Selain itu, lanjutnya, IJSL juga akan lebih mengedepankan kepada praktek di banding teori. Yakni, dengan cara bukan hanya ‘menjejali’ mahasiswa dengan diktat, tetapi juga memberikan keterampilan mahasiswa untuk membaca putusan pengadilan lebih banyak.
 
“Di situs Mahkamah Agung (MA) sudah ada ribuan putusan. Itu yang nanti akan dianalisis oleh mahasiwa untuk memperkuat legal reasoning mereka,” ujarnya lagi.
 
Ditemui usai pertemuan, Dekan Leiden Law School Rick Lawson mengatakan selama kunjungannya ke beberapa fakultas hukum di Indonesia, memang masih jarang cara mengajar dengan menganalisis putusan. “Ini yang saya pahamai selama kunjungan saya ini,” tuturnya.
 
Rick Lawson mengatakan hal ini bukan sebagai masalah, tetapi harus dilihat bahwa sudah semakin banyak negara-negara di dunia yang fakultas hukumnya mengenalkan analisis putusan ke dalam kurikulum mereka. Menurutnya, mempelajari putusan pengadilan di bangku universitas dapat membantu mahasiswa ketika dia harus berpraktek hukum setelah lulus.
 
“Jika kita ingin menyiapkan mahasiswa untuk praktek hukum, mereka harus dibiasakan dengan dunia praktis. Jika kamu memegang suatu perkara di pengadilan dan harus meyakinan pengadilan. Cara yang paling baik dan sering digunakan adalah dengan mengacu ke kasus-kasus sebelumnya (yang mirip atau sama,-red),” pungkasnya. 
Leiden Law School

Van Vollenhoven Institute



hukumonline

Van Vollenhoven Institute for Law















Seluruh isi komentar adalah tanggung jawab masing-masing pengguna. Berkomentarlah secara bijaksana dan bertanggung jawab. Redaksi Hukumonline berhak untuk menayangkan atau tidak menayangkan komentar, dengan mempertimbangkan kepatutan serta norma-norma yang berlaku.

[ X ]

Notifikasi Adblocker

Kami memasang iklan pada konten yang Anda ingin jelajahi.
Iklan membantu kami untuk dapat memberikan konten hukum secara gratis.

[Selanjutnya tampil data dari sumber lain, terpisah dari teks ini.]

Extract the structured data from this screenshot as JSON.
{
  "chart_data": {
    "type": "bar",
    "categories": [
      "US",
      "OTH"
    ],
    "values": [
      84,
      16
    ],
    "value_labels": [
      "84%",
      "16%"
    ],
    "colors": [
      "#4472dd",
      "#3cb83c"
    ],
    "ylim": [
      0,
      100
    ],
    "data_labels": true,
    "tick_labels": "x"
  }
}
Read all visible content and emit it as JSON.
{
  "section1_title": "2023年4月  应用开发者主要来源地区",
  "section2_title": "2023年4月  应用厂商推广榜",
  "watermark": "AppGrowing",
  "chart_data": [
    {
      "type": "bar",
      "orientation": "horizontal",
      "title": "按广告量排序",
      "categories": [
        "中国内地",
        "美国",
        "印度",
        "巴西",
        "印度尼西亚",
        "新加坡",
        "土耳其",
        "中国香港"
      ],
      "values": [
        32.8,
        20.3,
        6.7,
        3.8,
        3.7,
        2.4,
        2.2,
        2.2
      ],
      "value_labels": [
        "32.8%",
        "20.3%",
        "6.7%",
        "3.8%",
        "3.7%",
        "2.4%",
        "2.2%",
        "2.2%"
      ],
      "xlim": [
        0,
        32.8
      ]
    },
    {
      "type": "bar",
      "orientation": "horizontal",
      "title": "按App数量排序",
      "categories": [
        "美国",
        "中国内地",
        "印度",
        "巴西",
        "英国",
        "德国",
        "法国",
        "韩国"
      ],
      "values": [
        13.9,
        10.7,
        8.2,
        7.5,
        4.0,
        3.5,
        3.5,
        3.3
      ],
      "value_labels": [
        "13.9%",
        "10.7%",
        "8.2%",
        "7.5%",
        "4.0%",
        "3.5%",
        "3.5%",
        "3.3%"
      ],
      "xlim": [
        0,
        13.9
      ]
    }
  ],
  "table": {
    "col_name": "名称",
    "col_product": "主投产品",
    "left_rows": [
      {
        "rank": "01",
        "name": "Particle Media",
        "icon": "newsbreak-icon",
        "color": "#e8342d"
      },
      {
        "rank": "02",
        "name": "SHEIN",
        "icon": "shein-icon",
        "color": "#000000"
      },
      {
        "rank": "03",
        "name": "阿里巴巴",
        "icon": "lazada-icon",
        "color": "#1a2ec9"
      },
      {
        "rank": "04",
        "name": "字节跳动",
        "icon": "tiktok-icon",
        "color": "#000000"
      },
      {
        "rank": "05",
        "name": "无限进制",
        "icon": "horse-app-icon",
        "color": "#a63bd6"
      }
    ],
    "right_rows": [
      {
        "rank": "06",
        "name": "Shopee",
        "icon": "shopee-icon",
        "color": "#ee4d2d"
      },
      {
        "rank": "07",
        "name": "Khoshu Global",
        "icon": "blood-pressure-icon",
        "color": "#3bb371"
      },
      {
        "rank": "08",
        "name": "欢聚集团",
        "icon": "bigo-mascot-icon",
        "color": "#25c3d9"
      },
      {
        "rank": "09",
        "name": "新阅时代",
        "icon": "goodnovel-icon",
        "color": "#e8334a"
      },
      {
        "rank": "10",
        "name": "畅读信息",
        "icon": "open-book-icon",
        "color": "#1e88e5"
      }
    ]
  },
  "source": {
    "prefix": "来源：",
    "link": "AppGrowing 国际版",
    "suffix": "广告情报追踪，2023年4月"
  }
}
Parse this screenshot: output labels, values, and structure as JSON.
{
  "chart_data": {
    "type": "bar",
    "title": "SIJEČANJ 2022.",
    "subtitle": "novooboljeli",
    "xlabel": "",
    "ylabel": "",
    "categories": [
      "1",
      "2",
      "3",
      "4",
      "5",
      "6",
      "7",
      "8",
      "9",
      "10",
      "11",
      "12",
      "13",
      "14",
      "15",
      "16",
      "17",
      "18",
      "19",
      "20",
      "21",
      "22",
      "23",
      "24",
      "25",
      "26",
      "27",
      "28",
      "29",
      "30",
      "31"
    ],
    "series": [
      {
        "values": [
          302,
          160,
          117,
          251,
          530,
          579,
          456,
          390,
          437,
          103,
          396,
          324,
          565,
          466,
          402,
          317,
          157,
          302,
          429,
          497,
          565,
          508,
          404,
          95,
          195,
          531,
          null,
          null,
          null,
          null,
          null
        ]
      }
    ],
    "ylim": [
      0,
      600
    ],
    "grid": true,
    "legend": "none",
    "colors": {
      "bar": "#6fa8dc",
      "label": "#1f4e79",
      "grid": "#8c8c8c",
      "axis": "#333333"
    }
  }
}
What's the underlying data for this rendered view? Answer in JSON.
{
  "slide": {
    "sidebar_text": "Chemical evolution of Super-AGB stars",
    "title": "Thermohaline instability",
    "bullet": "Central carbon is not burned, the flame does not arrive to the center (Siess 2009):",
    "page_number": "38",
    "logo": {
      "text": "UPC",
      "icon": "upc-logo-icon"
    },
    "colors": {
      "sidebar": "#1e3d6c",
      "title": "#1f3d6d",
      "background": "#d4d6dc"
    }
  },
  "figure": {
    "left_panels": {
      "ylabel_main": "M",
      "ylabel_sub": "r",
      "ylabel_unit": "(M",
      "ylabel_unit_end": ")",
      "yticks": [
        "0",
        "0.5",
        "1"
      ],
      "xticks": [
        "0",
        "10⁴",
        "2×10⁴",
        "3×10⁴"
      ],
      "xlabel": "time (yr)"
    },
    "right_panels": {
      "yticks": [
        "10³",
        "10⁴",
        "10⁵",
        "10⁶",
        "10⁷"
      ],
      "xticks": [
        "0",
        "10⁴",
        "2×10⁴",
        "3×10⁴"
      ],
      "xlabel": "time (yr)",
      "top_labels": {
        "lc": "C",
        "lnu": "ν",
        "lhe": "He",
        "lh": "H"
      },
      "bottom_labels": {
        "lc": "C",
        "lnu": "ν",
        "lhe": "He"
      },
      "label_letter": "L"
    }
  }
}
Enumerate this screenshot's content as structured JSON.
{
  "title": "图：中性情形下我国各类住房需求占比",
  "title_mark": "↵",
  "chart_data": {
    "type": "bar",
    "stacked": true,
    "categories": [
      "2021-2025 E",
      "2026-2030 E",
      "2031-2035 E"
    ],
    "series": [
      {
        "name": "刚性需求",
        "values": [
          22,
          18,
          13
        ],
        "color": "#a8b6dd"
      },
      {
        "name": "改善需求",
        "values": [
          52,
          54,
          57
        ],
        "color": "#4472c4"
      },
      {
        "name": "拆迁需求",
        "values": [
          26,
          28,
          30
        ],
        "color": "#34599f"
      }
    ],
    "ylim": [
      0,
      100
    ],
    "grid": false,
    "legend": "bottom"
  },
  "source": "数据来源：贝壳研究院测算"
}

Bantu kami untuk tetap menjadikan hukum untuk semua dengan cara menonaktifkan Adblock pada browser Anda. Pahami lebih lanjut mengenai ketentuannya disini.

Selain itu, Anda juga dapat berlangganan layanan premium dari hukumonline.com. klik disini

Terima kasih atas dukungan yang Anda berikan.

[ X ]

Ketentuan Adblocker


Bagaimana menonaktifkan Adblocker pada laman hukumonline.com?

Adblock / Adblock Plus
  • Klik logo Adblock/Adblock Plus, yang berada disebelah kanan address bar.
  • Pada Adblock, klik "Don't run on pages on this domain".
  • Pada Adblock Plus klik "Enabled on this site" untuk menonaktifkan Adblocking pada laman hukumonline.com. Apabila Anda menggunakan Firefox, klik "disable on hukumonline.com".
Firefox Tracking Protection

Apabila Anda menggunakan Private Browsing dalam Firefox, "Tracking Protection" akan muncul pemberitahuan Adblock. Anda dapat menonaktifkan dengan klik “shield icon” pada address bar Anda.

Ghostery
  • Klik pada icon Ghostery.
  • Apabila Anda menggunakan versi sebelum 6.0 klik "whitelist site".
  • Dalam versi 6.0 klik "trust site" atau tambahkan hukumonline.com pada Trusted Site list Anda.
  • Dalam versi sebelum 6.0 Anda akan melihat pesan "Site is whitelisted". Klik "reload the page to see your changes".
uBlock
  • Klik ikon uBlock.
  • Lalu klik tombol besar untuk melakukan whitelist pada laman yang sedang Anda jelajahi, dan ketika Anda membuka laman ini kembali secara otomatis akan terekam perintah yang Anda lakukan.
  • Lalu lakukan reload pada laman yang Anda jelajahi.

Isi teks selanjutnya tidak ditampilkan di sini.